Back at Sean’s house we take the two turkeys into a wooded area and begin to pluck them, a few feathers at a time so that the skin doe
sn’t tear. Sean’s girlfriend, Ree, bursts through the kitchen doorway, her long, curly brown hair flying in her wake. She is ecstatic at our success, wanting to know the details and snapping photos as we pluck.
“Do you want to have this experience?” I ask her, smiling. “Yes!” she says, rolling up the sleeves of her plaid shirt. I step away from my half-plucked bird and let her pluck.
“Whoa,” she says after a few plucks. “It’s not that I’m grossed out . . . it’s just that I definitely come from a grocery store kind of family.”
Next we sever the wings at the first joint, then the head and feet. We cut a slit below the tail and remove the intestines, heart, and gizzard in one handful. From the top we cut another incision and remove the crop, all of the grain the bird has eaten in a day. “Eww,” Ree says. “But in a good way.”
In this moment, with the turkey warm in my hands, it all feels strangely familiar. Like the beginning. Like the very first time I killed a turkey on the softly sloping hill of a restaurant, the moment I felt the warm heart of a turkey in my hand and realized what it meant to be an omnivore. That was the moment that led to this one, the moment that made me a hunter.

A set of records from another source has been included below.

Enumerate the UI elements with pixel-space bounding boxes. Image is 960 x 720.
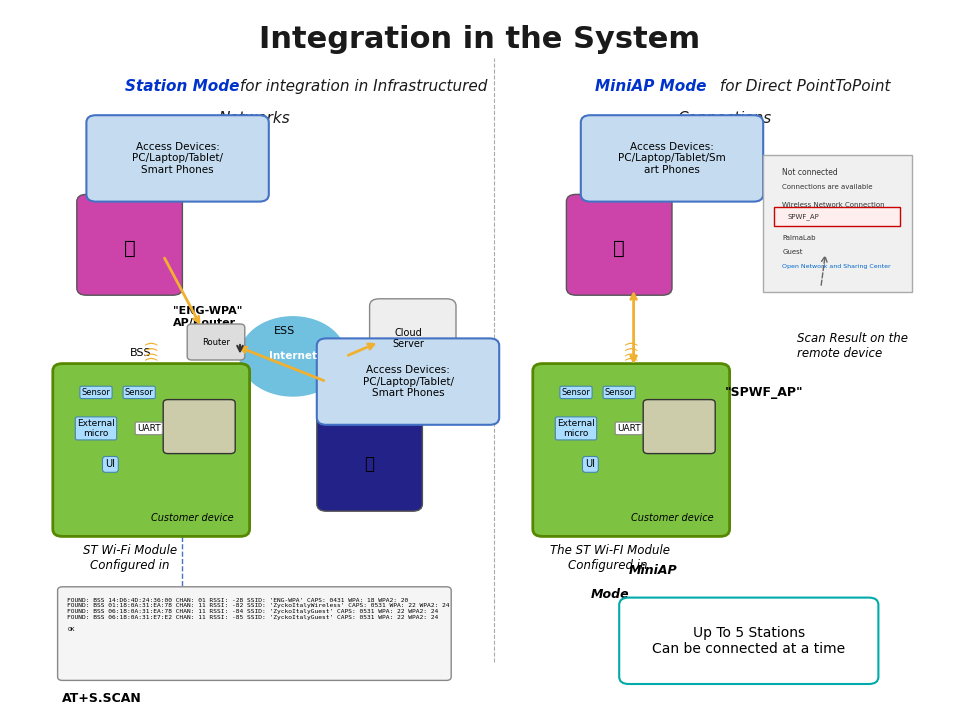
Circle shape: [240, 317, 346, 396]
FancyBboxPatch shape: [566, 194, 672, 295]
Text: UI: UI: [586, 459, 595, 469]
FancyBboxPatch shape: [774, 207, 900, 226]
Text: Guest: Guest: [782, 249, 803, 255]
Text: Scan Result on the
remote device: Scan Result on the remote device: [797, 332, 908, 359]
FancyBboxPatch shape: [187, 324, 245, 360]
Text: SPWF_AP: SPWF_AP: [787, 213, 819, 220]
Text: External
micro: External micro: [77, 419, 115, 438]
Text: Not connected: Not connected: [782, 168, 838, 177]
Text: Integration in the System: Integration in the System: [259, 25, 701, 54]
Text: Connections are available: Connections are available: [782, 184, 873, 190]
Text: Sensor: Sensor: [562, 388, 590, 397]
Text: )))): )))): [145, 338, 158, 360]
Text: PalmaLab: PalmaLab: [782, 235, 816, 240]
Text: ST Wi-Fi Module
Configured in: ST Wi-Fi Module Configured in: [83, 544, 177, 572]
Text: MiniAP Mode: MiniAP Mode: [595, 79, 707, 94]
Text: The ST Wi-FI Module
Configured in: The ST Wi-FI Module Configured in: [549, 544, 670, 572]
Text: UART: UART: [137, 424, 160, 433]
Text: Customer device: Customer device: [631, 513, 713, 523]
Text: Connections: Connections: [678, 112, 772, 126]
Text: Customer device: Customer device: [151, 513, 233, 523]
FancyBboxPatch shape: [86, 115, 269, 202]
Text: Wireless Network Connection: Wireless Network Connection: [782, 202, 885, 208]
Text: Access Devices:
PC/Laptop/Tablet/Sm
art Phones: Access Devices: PC/Laptop/Tablet/Sm art …: [618, 142, 726, 175]
Text: Networks: Networks: [219, 112, 290, 126]
FancyBboxPatch shape: [77, 194, 182, 295]
FancyBboxPatch shape: [643, 400, 715, 454]
FancyBboxPatch shape: [58, 587, 451, 680]
FancyBboxPatch shape: [317, 410, 422, 511]
Text: BSS: BSS: [130, 348, 152, 358]
FancyBboxPatch shape: [317, 338, 499, 425]
Text: AT+S.SCAN: AT+S.SCAN: [62, 692, 142, 705]
Text: 📱: 📱: [124, 239, 135, 258]
FancyBboxPatch shape: [763, 155, 912, 292]
Text: Station  Mode: Station Mode: [81, 588, 179, 600]
Text: Router: Router: [202, 338, 230, 346]
Text: Mode: Mode: [590, 588, 629, 600]
FancyBboxPatch shape: [581, 115, 763, 202]
Text: 📱: 📱: [613, 239, 625, 258]
Text: Access Devices:
PC/Laptop/Tablet/
Smart Phones: Access Devices: PC/Laptop/Tablet/ Smart …: [132, 142, 223, 175]
Text: External
micro: External micro: [557, 419, 595, 438]
Text: Sensor: Sensor: [605, 388, 634, 397]
Text: UART: UART: [617, 424, 640, 433]
Text: "SPWF_AP": "SPWF_AP": [725, 386, 804, 399]
Text: Internet: Internet: [269, 351, 317, 361]
Text: Cloud
Server: Cloud Server: [392, 328, 424, 349]
Text: Up To 5 Stations
Can be connected at a time: Up To 5 Stations Can be connected at a t…: [652, 626, 846, 656]
Text: Access Devices:
PC/Laptop/Tablet/
Smart Phones: Access Devices: PC/Laptop/Tablet/ Smart …: [363, 365, 453, 398]
Text: Sensor: Sensor: [82, 388, 110, 397]
Text: MiniAP: MiniAP: [629, 564, 677, 577]
Text: )))): )))): [625, 338, 638, 360]
FancyBboxPatch shape: [533, 364, 730, 536]
Text: Sensor: Sensor: [125, 388, 154, 397]
Text: ESS: ESS: [274, 326, 295, 336]
FancyBboxPatch shape: [370, 299, 456, 385]
FancyBboxPatch shape: [163, 400, 235, 454]
Text: UI: UI: [106, 459, 115, 469]
Text: for integration in Infrastructured: for integration in Infrastructured: [235, 79, 488, 94]
FancyBboxPatch shape: [619, 598, 878, 684]
Text: for Direct PointToPoint: for Direct PointToPoint: [715, 79, 891, 94]
Text: Station Mode: Station Mode: [125, 79, 239, 94]
Text: Open Network and Sharing Center: Open Network and Sharing Center: [782, 264, 891, 269]
Text: 📱: 📱: [365, 456, 374, 474]
FancyBboxPatch shape: [53, 364, 250, 536]
Text: FOUND: BSS 14:D6:4D:24:36:00 CHAN: 01 RSSI: -28 SSID: 'ENG-WPA' CAPS: 0431 WPA: : FOUND: BSS 14:D6:4D:24:36:00 CHAN: 01 RS…: [67, 598, 449, 631]
Text: "ENG-WPA"
AP/Router: "ENG-WPA" AP/Router: [173, 306, 242, 328]
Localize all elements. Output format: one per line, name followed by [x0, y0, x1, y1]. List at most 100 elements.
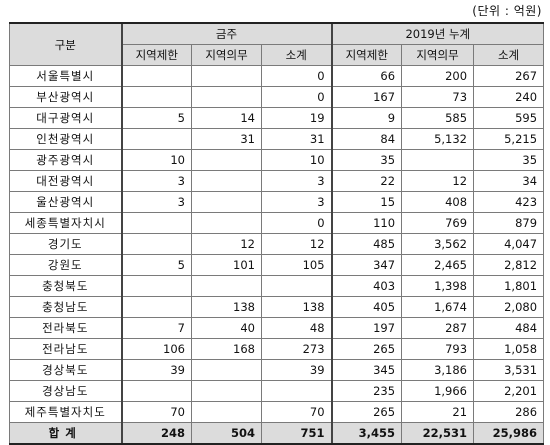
table-row: 인천광역시 31 31 84 5,132 5,215	[9, 128, 545, 150]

There have been so many other moments between then and now, so many strange, primal, and transformative experiences. But I know much more now than I did that day when I harvested a domestic broad-breasted white with only a knife and my hands. Even though I had spent many hours at a stove, learning the highest forms of culinary creativity in esteemed restaurants, it was nothing like the education I found in the woods. I know now that turkeys, when given freedom in the wild, are like ghosts—if they’re not vocal, you’d swear there aren’t any within 100 miles. I know that subtle changes in barometric pressure or the weather make animals act differently. I know that distinct natural feeling of tapping into my original human instincts. Today I am much closer, perhaps as close as I will ever be, to where my food comes from, but it wasn’t always this way. In fact, getting here it was more difficult than I expected.